Puasa sepatutnya dapat menjadi senjata/tameng melawan segala penindasan dan eksploitasi yang mengakibatkan maraknya kemiskinan serta ketidakadilan yang ada.
Bagi M. Ihsan Darwis (2023) sepatutnya ibadah puasa ramadan bukan sekadar meninggalkan bekas spiritual bagi sebagian umat. Ibadah puasa terdapat di dalamnya aspek sosial dalam realitas kehidupan sosial. Sulit rasanya melupakan momentum aktivitas sosial yang fenomenal, kecuali menggunakan waktu untuk berkontribusi secara sosial di bulan ramadan.

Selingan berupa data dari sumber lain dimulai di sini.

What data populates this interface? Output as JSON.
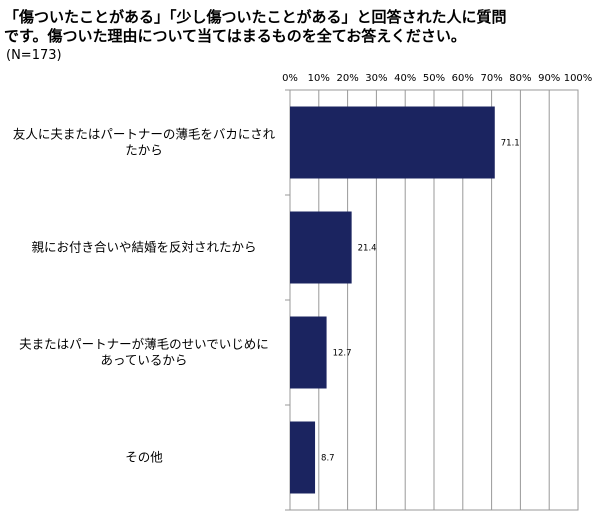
{
  "title_lines": [
    "「傷ついたことがある」「少し傷ついたことがある」と回答された人に質問",
    "です。傷ついた理由について当てはまるものを全てお答えください。"
  ],
  "sample_size": "(N=173)",
  "chart_data": {
    "type": "bar",
    "orientation": "horizontal",
    "x_ticks": [
      "0%",
      "10%",
      "20%",
      "30%",
      "40%",
      "50%",
      "60%",
      "70%",
      "80%",
      "90%",
      "100%"
    ],
    "xlim": [
      0,
      100
    ],
    "grid": true,
    "categories": [
      [
        "友人に夫またはパートナーの薄毛をバカにされ",
        "たから"
      ],
      [
        "親にお付き合いや結婚を反対されたから"
      ],
      [
        "夫またはパートナーが薄毛のせいでいじめに",
        "あっているから"
      ],
      [
        "その他"
      ]
    ],
    "values": [
      71.1,
      21.4,
      12.7,
      8.7
    ],
    "value_labels": [
      "71.1",
      "21.4",
      "12.7",
      "8.7"
    ],
    "bar_color": "#1b2460"
  }
}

Ibadah puasa ramadan bukan hanya sekadar wacana aspek realitas belaka, sebab di dalamnya penuh keberkahan. Ramadan memberikan banyak harapan dalam konteks teologis dan sosial. Jika itu diaplikasi dalam realitas sosial, tentu dapat terhindar dari keumungkinan: “Betapa banyak orang yang berpuasa, yang diperolehnya dari puasa itu, kecuali sekadar lapar dan dahaga saja” (HR. Ibn Khuzaimah dan Tabrani).
Kata Mohammad Farid Fad (2021) ibadah puasa momen perekayasaan hasrat, meninggikan suara otentik nurani, sembari meminimalkan desakan syahwat. Ramadan adalah waktu yang tepat untuk menyuburkan rohani keimanan. Kehadirannya adalah saat yang tepat untuk mengambil interval dari aktivitas keseharian yang penuh riuh. Hidup yang serba-diselubungi kata mengejar (atau dikejar?) deadline hidup.
Ibadah ramadan setidaknya dapat menjadi ruang mengambil jeda dan jarak atas rutinitas hidup setelah sebelumnya larut dalam berebut ‘hidup’. Hanyut dalam berhala modernitas yang bernama materi (hedonisme).
Tak lupa, dalam berpuasa, orang beriman juga dididik untuk senantiasa memupuk spirit berbela rasa-teologi sosial. Ibadah puasa adalah waktu untuk memperkuat solidaritas dan mengencangkan sabuk kohesi sosial publik.